İbretlik Olay
Tüm gerçekleri mahkemede öğrendi… Adam eşinin; “Ama o her eve geldiğinde yorgunum, canım sıkkın diyerek, nasılsın dediğim sorularıma bile ters cevap veriyor. Bugün az kazandım, bugün şu firma ile sıkıntı yaşadım, istediğim kadar fazla para kazanamıyorum birde şimdi senin dırdırını mı dinleyeceğim diyor. Halbuki ben dırdır değil, onunla sohbet etmek istiyorum. Ben zayıfım, ilgi beklerim, hadi ilgi göstermesin ama bana hep fena sözler söylüyor, işte yaşadığı sıkıntıların ceremesini hep ben çekiyorum. Sen ise o kadar şefkatli ve iyisin ki, ben huzur buluyorum, rahatlıyorum. O yüzden artık gecenin bu saatini özlemle çeker oldum..” şeklindeki konuşmalarına şahit oluyordu.

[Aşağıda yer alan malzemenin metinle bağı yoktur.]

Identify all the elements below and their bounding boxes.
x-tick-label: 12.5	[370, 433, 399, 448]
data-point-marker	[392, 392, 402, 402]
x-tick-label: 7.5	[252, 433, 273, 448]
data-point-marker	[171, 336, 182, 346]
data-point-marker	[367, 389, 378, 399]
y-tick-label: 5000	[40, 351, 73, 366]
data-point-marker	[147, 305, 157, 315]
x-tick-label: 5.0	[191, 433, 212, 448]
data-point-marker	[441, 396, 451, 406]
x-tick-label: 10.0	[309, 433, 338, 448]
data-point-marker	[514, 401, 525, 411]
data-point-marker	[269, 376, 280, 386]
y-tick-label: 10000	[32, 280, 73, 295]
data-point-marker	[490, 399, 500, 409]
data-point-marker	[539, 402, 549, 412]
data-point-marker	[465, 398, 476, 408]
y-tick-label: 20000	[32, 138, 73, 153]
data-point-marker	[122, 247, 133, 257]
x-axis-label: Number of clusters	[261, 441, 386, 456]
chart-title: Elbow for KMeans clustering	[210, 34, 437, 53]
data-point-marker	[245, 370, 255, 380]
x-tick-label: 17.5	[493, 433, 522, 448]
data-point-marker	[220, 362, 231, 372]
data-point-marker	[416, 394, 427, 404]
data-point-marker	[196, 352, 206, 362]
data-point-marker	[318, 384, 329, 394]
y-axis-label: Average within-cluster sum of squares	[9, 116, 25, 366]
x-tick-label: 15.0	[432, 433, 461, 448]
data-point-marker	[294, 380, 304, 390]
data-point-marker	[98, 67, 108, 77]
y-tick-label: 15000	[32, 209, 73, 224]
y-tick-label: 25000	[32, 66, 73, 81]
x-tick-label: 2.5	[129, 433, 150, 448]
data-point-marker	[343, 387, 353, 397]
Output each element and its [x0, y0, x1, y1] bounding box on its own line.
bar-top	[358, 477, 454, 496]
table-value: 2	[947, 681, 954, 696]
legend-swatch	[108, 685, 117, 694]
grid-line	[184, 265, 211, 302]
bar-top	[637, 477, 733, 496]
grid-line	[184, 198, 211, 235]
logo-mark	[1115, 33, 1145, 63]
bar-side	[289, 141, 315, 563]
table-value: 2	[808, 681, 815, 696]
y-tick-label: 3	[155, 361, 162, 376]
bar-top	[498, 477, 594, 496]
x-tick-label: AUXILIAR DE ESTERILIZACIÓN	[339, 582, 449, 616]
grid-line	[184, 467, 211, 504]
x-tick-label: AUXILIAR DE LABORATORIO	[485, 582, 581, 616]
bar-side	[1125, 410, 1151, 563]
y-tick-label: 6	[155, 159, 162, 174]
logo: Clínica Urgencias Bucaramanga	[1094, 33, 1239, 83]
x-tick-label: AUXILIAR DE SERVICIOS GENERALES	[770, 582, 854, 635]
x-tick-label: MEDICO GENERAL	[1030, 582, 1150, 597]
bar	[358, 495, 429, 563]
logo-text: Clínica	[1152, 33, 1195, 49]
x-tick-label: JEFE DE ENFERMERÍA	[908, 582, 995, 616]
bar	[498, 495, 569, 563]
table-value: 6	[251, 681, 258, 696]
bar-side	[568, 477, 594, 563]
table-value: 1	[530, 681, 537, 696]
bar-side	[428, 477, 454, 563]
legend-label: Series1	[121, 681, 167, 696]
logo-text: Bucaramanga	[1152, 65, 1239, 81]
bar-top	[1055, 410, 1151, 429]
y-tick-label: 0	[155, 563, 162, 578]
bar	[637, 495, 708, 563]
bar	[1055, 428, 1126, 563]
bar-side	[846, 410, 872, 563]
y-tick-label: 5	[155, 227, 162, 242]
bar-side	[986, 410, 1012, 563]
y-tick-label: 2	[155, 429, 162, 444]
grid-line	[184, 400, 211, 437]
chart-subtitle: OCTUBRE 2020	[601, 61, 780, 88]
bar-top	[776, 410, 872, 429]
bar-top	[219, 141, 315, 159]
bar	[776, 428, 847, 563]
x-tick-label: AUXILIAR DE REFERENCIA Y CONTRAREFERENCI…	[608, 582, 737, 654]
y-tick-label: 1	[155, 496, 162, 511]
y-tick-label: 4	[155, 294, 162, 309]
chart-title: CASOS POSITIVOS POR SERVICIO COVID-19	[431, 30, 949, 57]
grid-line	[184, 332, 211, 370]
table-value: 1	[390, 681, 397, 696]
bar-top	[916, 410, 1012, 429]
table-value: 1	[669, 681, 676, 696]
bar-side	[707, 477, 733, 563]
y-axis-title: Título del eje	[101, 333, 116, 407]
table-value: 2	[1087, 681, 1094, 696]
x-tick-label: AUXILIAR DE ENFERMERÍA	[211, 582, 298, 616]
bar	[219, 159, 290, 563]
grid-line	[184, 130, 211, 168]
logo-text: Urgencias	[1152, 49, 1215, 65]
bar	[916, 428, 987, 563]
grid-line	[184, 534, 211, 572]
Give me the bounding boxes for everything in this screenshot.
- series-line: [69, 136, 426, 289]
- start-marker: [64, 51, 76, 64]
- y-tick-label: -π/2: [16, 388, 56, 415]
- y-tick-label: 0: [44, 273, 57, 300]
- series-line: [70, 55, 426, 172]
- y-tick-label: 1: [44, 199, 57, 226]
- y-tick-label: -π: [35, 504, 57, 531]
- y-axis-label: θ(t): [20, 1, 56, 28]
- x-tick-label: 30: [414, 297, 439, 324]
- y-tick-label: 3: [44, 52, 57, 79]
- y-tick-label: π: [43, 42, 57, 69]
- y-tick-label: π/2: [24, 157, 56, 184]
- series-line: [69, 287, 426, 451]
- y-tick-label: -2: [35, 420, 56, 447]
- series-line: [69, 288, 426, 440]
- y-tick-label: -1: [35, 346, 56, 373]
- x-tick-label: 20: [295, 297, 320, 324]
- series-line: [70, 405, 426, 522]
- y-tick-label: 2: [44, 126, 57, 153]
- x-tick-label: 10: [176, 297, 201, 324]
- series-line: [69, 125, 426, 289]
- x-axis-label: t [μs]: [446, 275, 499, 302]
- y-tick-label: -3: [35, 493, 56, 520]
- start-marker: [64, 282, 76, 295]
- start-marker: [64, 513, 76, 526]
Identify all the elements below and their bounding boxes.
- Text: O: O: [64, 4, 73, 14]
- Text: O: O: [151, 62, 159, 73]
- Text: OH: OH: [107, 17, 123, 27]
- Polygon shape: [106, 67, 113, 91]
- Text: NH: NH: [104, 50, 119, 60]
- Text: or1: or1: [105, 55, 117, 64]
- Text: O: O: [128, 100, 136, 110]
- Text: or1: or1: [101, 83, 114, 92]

Kocası karısının konuşmalarını asla yüzüne vurmuyor. Bu konuşmalarını duydukça eşine daha sert davranmaya başlıyordu. Artık evde ne huzur ne düzen kalmıştır. Koca artık bu konuşmalardan eşi tarafından aldatıldığına kesin kanaat getirmiş ve eşine bunun hesabını mahkemede sormaya karar vermişti. Boşanma davasını açtı. U.Ç. boşanma kağıdını görünce bir şaşkınlık daha yaşamıştı…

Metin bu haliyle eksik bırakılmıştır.